I’ve been thinking about the I Ching and Rorschach tests and Brian Eno’s Oblique Strategies but in relation to ChatGPT. I’ve heard of writers who get themselves out of snags, some by asking the A.I. to write a whole book for them, others a page or two. How do you feel about ChatGPT? Is it a degradation / profanation, just another tool? Can a bot be a conduit, or is the fact that it was designed by coders make it inimical to creativity?
I don’t really find the A.I. stuff interesting. I guess because it’s only pulling from what you feed it. Even if you feed it the entirety of the world’s knowledge, it’s still just us but smaller. I guess that’s us playing (or trying to) the role of the divine in the equation. Here’s the inspiration, now put it together for me. But I don’t know that the world needs even less interesting, more limited versions of people.

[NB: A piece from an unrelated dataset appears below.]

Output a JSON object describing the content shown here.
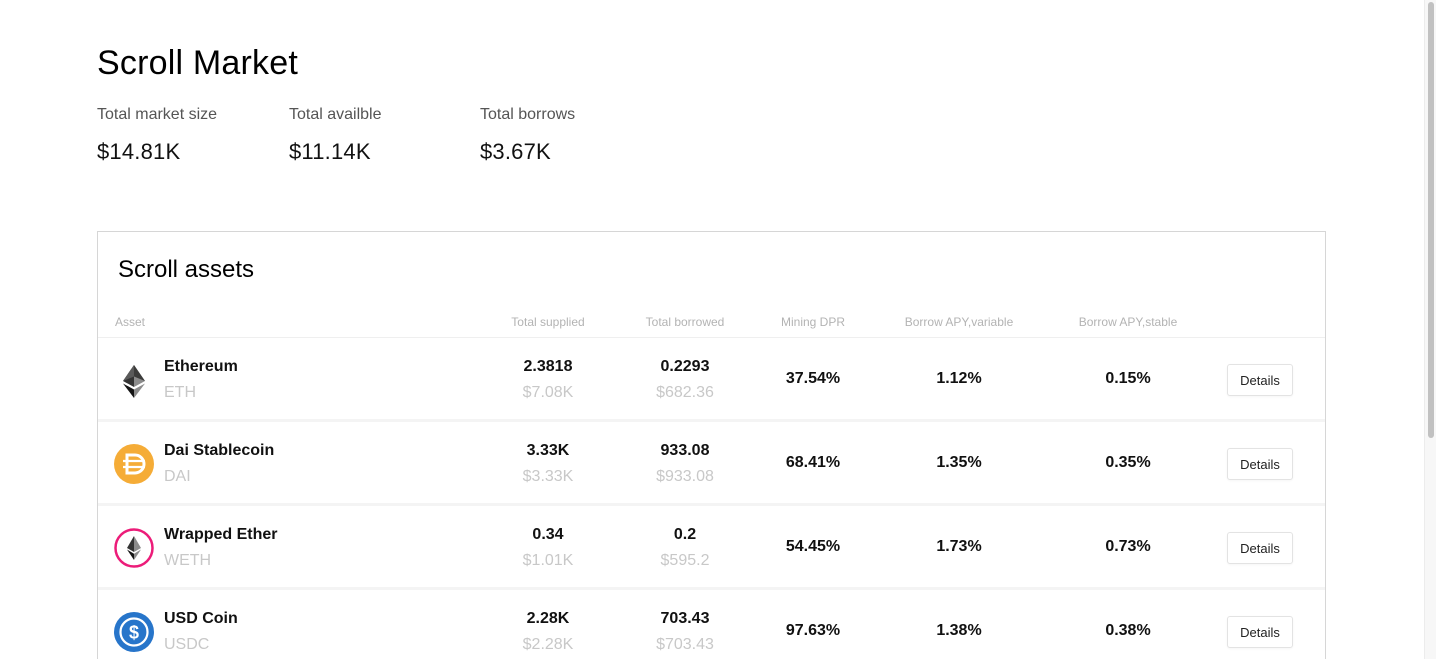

Someone I know made a chatbot that was fed the known works of Sappho and then had it make conversation. They found it very charming and spooky, but I’m like, do you really want Sappho giving you dating advice or do you just want to read her work? Why make her mundane? Call me when it’s sentient I guess.
So what might art look like that wasn’t, in Jessa’s words, intuition-impoverished? That used magical systems like the Tarot as not just a useful prose-generator, literary device or tricky gimmick but as something integrated into the artwork’s overall vision?
In part 1, I mentioned how Alan Moore, to justify his use of magic in composing comics, would sometimes explain it in non-supernatural terms: if you force yourself to think and write within a restricted, preexisting set of symbols, you make your imagination work harder and more originally. (Like the introvert playing charades who surprises everyone including himself by becoming a master of improv and mime.) But this justification was a rhetorical move on Moore’s part: he actually believes in this stuff. Or make-believes, which, to an idealist like him, is one and the same thing. As same as art and magic…
Which takes us to part 3, and an artwork that succeeded where Calvino nobly tried but failed. What was it again? Log in next week to find out.
I have experimented with Tarot and I Ching before. I might return to it one day for more investigation. I can see it as a useful tool. But I have unlimited access to other dimensions/realms/subconscious/inner space without external tools. As I discussed with you already, I exist between realities. Trans-dimensional shifts. Schizoid delirium, hallucination, and dream. Visions. I have unfiltered bombardment of all this, along with the unusual thoughts that come with schizophrenia. All this combined with magic and creativity is incredible power. A conduit. Someone once said to me that they should bottle my blood when I die, to be sold as a hallucinogen. I do sometimes use tools such as magic potions (which as I told you, I can take massive doses and feel at home), I also use meditations, including energy boosts used in chaos magic and transcendental mantra. And I experimented with Tarot and I Ching, but maybe I ought to look into it more. But I feel I do not need these tools to achieve results. I found part two very interesting and it made me wonder if I ought to play with the old cards some more. Jessa is interesting too. I look forward to part three.